Tak sakitnya sang bunda sebelum menemui ajalnya membuat penerimaan yang tinggi sang anak atas kematiannya. Maka, jika ungkapan dr. Enny, kepala KKHI Daker Makkah, di awal tulisan ini dijadikan sebagai dasar argumentasi, maka tidak ada yang ingin wafat di Tanah Suci jika harus didahului dengan sakit yang membuatnya dirawat berhari-hari. Baik di rumah sakit ataupun pusat layanan kesehatan lainnya. Kecuali jika kematian itu datang begitu tiba-tiba, seperti yang dialami oleh sang nenek di atas. Tentu keikhlasan sang anak membuat kematian sang ibu diterima setulusnya. Diinginkan? Tentu tidak. Yang betul, diikhlaskan.

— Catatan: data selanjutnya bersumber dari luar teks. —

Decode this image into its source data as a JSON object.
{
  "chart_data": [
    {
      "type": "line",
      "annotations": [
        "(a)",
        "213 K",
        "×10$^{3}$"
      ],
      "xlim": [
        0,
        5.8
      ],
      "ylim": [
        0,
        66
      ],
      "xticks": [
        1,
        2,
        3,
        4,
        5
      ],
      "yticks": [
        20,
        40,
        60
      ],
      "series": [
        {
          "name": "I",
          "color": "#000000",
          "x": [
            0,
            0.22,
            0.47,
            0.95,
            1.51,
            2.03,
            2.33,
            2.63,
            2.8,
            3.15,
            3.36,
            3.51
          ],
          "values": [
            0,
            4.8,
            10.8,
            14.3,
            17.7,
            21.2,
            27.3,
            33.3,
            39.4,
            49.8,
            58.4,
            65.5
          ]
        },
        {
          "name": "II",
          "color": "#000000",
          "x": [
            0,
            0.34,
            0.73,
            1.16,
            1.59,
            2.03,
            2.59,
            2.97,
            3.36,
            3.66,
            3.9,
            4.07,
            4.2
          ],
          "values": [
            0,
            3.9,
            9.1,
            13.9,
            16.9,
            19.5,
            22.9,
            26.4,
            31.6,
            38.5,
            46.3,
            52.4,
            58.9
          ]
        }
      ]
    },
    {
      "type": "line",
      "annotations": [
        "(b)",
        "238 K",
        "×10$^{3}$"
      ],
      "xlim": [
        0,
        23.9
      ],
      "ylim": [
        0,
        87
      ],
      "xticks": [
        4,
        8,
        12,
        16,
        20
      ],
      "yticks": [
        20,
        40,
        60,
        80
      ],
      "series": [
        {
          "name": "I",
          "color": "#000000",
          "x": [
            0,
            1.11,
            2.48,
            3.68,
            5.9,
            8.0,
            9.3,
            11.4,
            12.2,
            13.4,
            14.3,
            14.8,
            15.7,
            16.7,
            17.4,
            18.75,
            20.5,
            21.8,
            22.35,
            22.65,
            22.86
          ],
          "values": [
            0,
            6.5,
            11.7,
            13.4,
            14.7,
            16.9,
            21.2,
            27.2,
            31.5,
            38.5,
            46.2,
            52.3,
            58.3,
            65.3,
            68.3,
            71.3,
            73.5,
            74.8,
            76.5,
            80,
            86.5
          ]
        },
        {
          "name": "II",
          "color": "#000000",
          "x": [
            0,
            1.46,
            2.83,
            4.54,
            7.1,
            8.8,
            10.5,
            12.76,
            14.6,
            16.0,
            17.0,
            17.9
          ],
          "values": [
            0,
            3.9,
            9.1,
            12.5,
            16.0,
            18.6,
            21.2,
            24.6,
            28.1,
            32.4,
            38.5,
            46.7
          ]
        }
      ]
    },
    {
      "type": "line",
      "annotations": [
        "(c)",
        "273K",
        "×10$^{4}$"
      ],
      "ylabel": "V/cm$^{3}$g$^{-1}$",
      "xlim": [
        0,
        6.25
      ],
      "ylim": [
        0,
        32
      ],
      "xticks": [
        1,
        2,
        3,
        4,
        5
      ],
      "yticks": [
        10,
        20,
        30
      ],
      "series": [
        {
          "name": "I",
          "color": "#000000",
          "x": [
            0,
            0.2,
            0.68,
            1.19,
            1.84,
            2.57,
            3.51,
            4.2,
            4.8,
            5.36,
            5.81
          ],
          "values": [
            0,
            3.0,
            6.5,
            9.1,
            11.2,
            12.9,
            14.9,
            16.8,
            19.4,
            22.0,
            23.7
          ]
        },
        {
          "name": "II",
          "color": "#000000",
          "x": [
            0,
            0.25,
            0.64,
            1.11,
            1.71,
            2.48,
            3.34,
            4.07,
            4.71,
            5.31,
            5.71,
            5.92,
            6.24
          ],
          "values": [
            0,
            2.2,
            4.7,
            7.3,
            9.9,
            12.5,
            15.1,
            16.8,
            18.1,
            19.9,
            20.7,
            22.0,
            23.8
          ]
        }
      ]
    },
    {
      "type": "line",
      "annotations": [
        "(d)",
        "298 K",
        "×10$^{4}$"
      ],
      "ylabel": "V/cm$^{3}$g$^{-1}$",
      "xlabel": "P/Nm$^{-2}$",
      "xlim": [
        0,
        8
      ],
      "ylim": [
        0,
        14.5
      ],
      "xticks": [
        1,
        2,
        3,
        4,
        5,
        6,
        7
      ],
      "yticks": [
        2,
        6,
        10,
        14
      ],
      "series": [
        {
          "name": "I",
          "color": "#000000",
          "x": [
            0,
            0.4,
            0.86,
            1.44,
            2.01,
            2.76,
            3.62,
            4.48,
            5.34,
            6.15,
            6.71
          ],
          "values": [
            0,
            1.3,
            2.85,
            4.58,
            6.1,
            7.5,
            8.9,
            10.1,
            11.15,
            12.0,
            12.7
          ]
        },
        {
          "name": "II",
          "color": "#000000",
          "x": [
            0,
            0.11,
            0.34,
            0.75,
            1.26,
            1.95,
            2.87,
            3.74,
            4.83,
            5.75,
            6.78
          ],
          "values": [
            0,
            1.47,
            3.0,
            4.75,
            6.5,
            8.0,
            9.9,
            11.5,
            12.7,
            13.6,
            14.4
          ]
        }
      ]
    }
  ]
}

Bisa saja harapan untuk bisa wafat di Tanah Suci sempat muncul dari hati. Pada sejumlah kalangan jemaah haji Indonesia yang jumlahnya sangat banyak sekali. Dan, usaha para petugas kesehatan haji pun juga mungkin sudah maksimal tak terperi. Namun kepergian menghadap sang Khaliq di Tanah Suci seperti yang tiba-tiba menimpa sang nenek di atas tentu juga tak bisa dihindari. Itulah takdir suci sang Ilahi rabbi. Tak seorang pun bisa berharap kedatangannya sesuai yang diingini. Atau juga menolaknya agar pergi.